Agaoglu with his award-winning poster from the ARVO conference.

If you think computer engineering, Rhesus monkeys and optometry have nothing in common, think again: they have Mehmet Agaoglu.

Agaoglu is a Ph.D. student in the electrical and computer engineering department at the UH Cullen College of Engineering who is researching strabismus (the disease which causes humans to go cross-eyed) in Rhesus monkeys at the College of Optometry, and now, his research is getting noticed on a national level. This spring, he won the members-in-training poster contest at the Association for Research in Vision and Ophthalmology’s annual conference for his strabismus research and corresponding poster. In fact, judges were so impressed with his abstract that they awarded him a travel grant to attend the ARVO conference for free.

As a Cullen College Ph.D. student, Agaoglu said he was introduced to the University of Houston’s College of Optometry when he began working there part-time as a programmer while he pursued his engineering doctorate. “Their research is in a very highly technical, computationally intense area,” he said. “Their work requires highly skilled engineering, because they have a lot of equipment and they need programming to make the devices talk to each other. So I went there and was able to program really quickly because I knew the concepts.”

After completing his programming work at the College of Optometry, Agaoglu said he was noticed by Vallabh Das, associate professor of optometry, and recruited to begin conducting actual strabismus research in the primate lab. Rhesus monkeys (sometimes known as macaques) are conditioned at a young age to develop the eye condition, and Das and his team then work to determine how to treat the underlying cause, which they believe to be the brain -- even though popular logic currently points to the eye muscles as the culprit.

“If you do corrective surgery [on a strabismus patient], they cut some of the muscles – they shorten them or stitch them somewhere else to behave as if they’re longer – but it only works in 40 percent of the cases.

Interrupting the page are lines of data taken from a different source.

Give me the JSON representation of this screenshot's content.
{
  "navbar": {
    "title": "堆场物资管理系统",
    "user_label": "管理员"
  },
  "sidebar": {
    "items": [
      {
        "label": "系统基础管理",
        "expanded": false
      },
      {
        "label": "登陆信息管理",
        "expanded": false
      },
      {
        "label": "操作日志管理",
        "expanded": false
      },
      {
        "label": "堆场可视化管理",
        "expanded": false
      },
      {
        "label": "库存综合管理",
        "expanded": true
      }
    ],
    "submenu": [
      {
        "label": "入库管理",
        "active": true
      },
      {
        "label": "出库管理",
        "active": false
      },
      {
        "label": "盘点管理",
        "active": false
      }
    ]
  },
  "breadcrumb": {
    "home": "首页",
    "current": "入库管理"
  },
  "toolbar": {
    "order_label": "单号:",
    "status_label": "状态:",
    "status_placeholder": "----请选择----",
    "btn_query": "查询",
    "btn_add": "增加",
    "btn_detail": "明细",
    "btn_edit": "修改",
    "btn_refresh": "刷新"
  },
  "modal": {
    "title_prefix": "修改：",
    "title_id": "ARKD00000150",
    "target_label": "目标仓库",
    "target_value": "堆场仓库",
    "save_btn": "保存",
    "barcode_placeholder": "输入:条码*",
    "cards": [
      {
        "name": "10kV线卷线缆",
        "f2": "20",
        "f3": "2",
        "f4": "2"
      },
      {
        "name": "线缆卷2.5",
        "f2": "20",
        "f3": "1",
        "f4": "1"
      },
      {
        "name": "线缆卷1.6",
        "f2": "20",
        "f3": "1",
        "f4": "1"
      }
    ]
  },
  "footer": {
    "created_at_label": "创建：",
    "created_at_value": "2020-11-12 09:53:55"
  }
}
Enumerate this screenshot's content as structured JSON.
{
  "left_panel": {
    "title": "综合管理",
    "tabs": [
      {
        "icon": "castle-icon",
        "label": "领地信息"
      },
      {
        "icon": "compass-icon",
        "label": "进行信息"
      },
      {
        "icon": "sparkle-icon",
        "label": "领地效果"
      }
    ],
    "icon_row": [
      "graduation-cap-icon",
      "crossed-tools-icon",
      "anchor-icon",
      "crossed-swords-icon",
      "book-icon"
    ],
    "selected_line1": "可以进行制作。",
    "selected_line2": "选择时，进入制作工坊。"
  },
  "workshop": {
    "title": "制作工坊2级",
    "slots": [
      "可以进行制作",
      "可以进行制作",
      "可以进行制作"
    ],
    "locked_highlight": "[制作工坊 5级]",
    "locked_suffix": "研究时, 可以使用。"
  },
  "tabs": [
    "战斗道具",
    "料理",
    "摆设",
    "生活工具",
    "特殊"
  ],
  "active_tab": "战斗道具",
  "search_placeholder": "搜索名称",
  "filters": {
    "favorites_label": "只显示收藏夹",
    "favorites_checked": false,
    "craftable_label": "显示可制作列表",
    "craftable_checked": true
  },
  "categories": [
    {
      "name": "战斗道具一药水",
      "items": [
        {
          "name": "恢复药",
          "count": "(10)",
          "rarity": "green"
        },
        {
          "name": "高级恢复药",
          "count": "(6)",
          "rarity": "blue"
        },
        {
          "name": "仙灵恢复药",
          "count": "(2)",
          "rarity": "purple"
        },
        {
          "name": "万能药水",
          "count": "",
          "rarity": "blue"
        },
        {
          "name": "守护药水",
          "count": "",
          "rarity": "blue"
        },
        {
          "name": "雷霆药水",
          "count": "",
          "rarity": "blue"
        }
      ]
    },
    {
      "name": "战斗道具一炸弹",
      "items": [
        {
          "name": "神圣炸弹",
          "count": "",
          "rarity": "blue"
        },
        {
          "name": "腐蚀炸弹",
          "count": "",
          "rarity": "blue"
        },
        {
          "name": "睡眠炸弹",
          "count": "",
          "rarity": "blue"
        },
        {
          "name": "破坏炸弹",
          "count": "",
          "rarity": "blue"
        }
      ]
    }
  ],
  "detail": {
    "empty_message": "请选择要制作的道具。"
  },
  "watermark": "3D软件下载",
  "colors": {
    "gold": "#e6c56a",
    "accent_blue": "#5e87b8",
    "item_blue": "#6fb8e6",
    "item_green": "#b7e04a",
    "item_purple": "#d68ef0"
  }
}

Most of the time the strabismus actually becomes worse and the patient ends up with worse vision… because [we think] the brain is adjusting its input to the muscles and pulling them back,” he said. To test their hypothesis, Das’ team records output from the different brain regions that control the eye muscles of the monkeys. “By recording these motor regions, we’re trying to show that the strabismic monkeys and normal monkeys have the exact same muscle and motor command properties, so the difference must be somewhere in the brain where the command originates.”

The scope of his strabismus research is staggering, but it’s actually just a side gig for Agaoglu. In pursuit of his computer engineering doctoral degree, he also studies “ballistic eye movements” under the direction of his advisor, Haluk Ogmen, professor of electrical and computer engineering. The human eye moves involuntarily at least three times per second in an effort to keep retinal images from fading or losing contrast. Agaoglu is performing computational experiments to determine how the brain accounts for these eye movements and processes the information in the scene.

He hopes to finish his Ph.D. soon and continue with post-doctoral work in optometry.